To evaluate the carbon footprint of soda, you have to start with carbonization itself. A typical 12-ounce can of soda releases up to six grams of carbon dioxide into the atmosphere, and that's just the bubbles! Add to that the acid rain and greenhouse gases produced in the manufacture of plastic bottles, the millions of unrecycled plastic bottles in our landfills and waterways, and the bauxite mining for aluminum cans (including toxic bisphenol-A linings), and you have a sizeable environmental problem.
Recycling the containers is certainly better than throwing them away, but recycling also uses a great deal of energy. And unlike glass and aluminum, plastic bottles cannot be recycled into new containers, but "downcycled" into lower grade plastics with limited applications and even smaller markets.
The nonprofit CAP Partnership has just unveiled their Carbon Action Plan (CAP), a standardized protocol used to measure the greenhouse gas emissions from beverage manufacturing.
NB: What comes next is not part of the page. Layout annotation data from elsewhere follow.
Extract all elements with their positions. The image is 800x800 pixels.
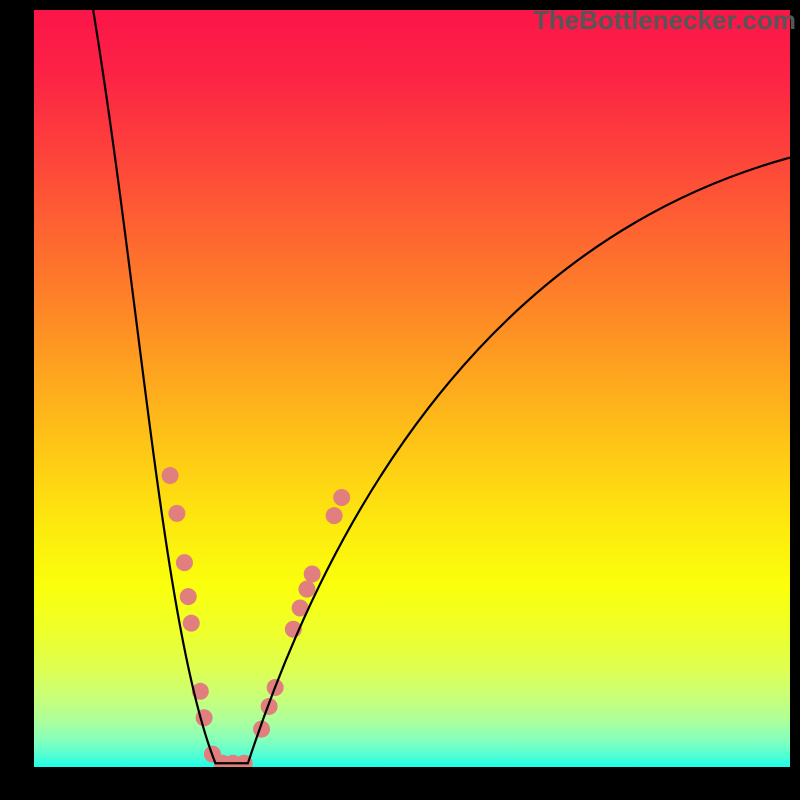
data-marker	[298, 581, 315, 598]
data-marker	[162, 467, 179, 484]
data-marker	[176, 554, 193, 571]
data-marker	[326, 507, 343, 524]
data-marker	[333, 489, 350, 506]
border-left	[0, 0, 34, 800]
chart-frame: TheBottlenecker.com	[0, 0, 800, 800]
plot-svg	[34, 10, 790, 767]
plot-background	[34, 10, 790, 767]
data-marker	[180, 588, 197, 605]
data-marker	[183, 615, 200, 632]
plot-area	[34, 10, 790, 767]
border-right	[790, 0, 800, 800]
data-marker	[304, 565, 321, 582]
watermark-text: TheBottlenecker.com	[533, 5, 796, 36]
data-marker	[168, 505, 185, 522]
border-bottom	[0, 767, 800, 800]
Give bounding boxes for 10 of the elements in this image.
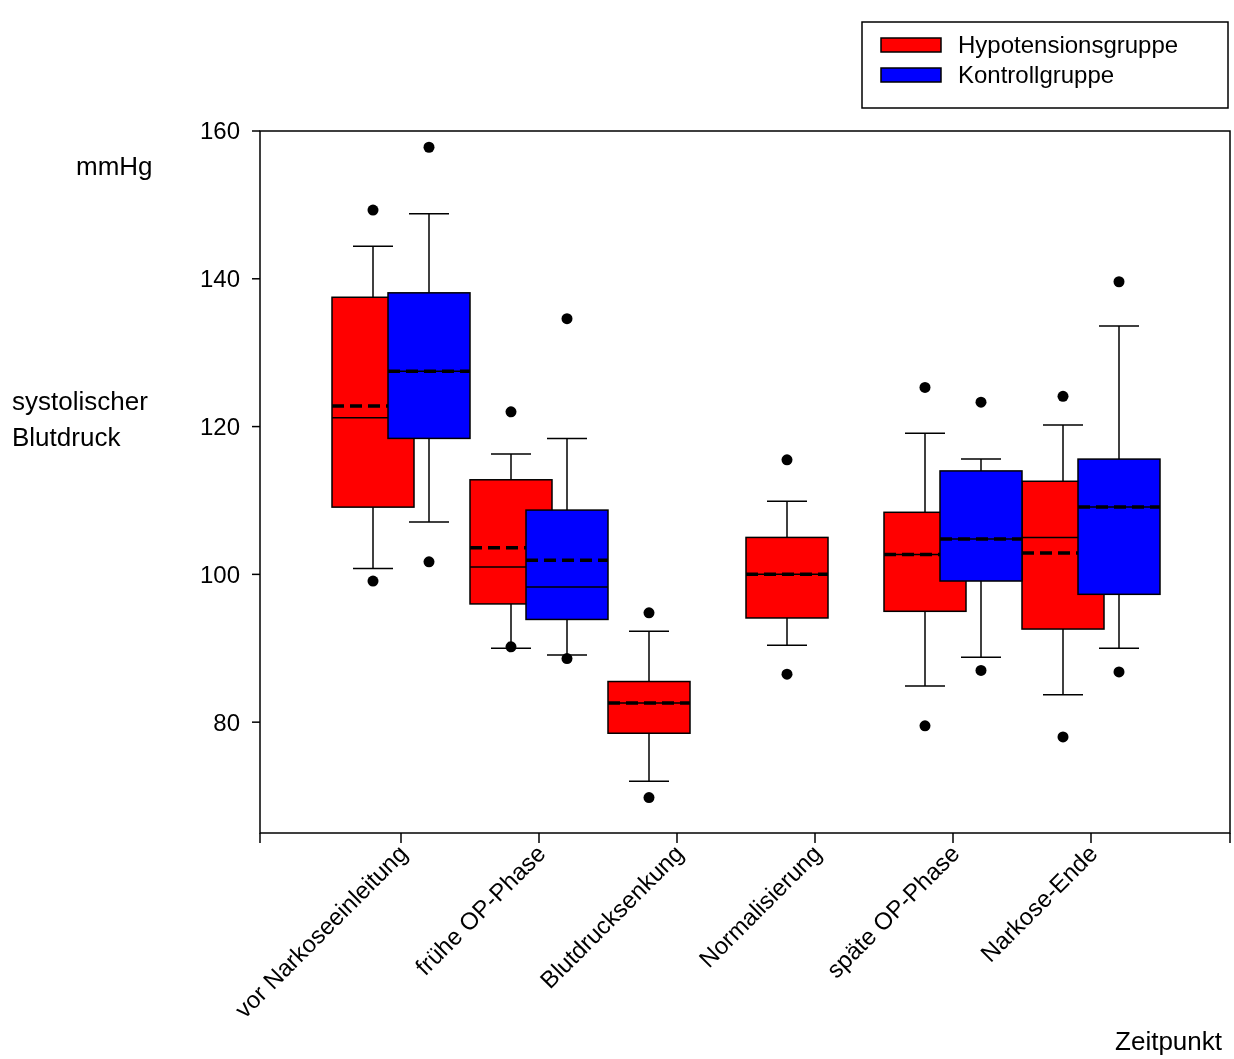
y-axis-title: systolischer Blutdruck	[12, 386, 149, 452]
y-tick-label: 140	[199, 265, 240, 293]
x-axis-title: Zeitpunkt	[1115, 1026, 1223, 1056]
y-tick-label: 100	[199, 560, 240, 588]
text: mmHg	[76, 151, 153, 181]
y-tick-label: 120	[199, 412, 240, 440]
y-tick-label: 160	[199, 117, 240, 145]
y-tick-label: 80	[213, 708, 240, 736]
legend-label: Kontrollgruppe	[958, 61, 1115, 89]
legend-label: Hypotensionsgruppe	[958, 31, 1179, 59]
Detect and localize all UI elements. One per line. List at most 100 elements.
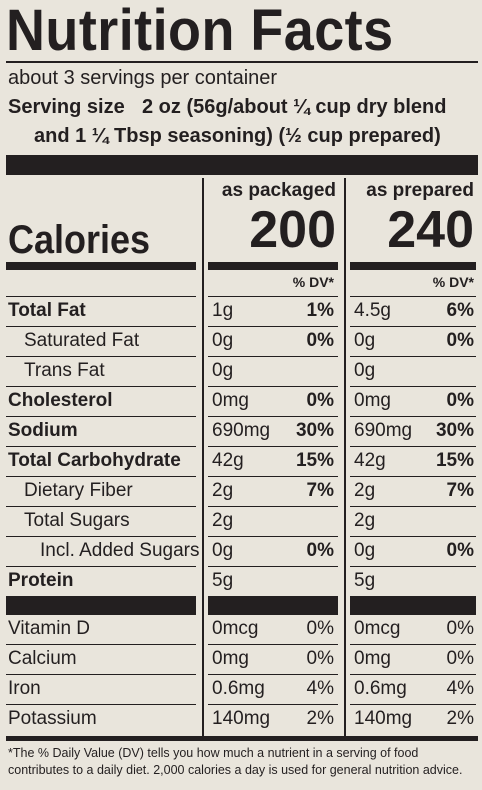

They estimate worldwide consumption of all ready-to-drink beverages to be approximately 1 trillion litres a year, and plan to assess the carbon footprint of this industry by considering:
- the amount of renewable energy used
- the percentage of recycled material in the packaging
- the number of water litres used to make 1 liter of product
- the extent of a company's carbon reduction in the previous two years
- the amount of carbon emissions verified as having been offset
They are establishing pilot programs with bottled water companies in each continent, but plan to extend the program to soft drinks next, with the hopes of eventually applying their program to many other food and drink producers.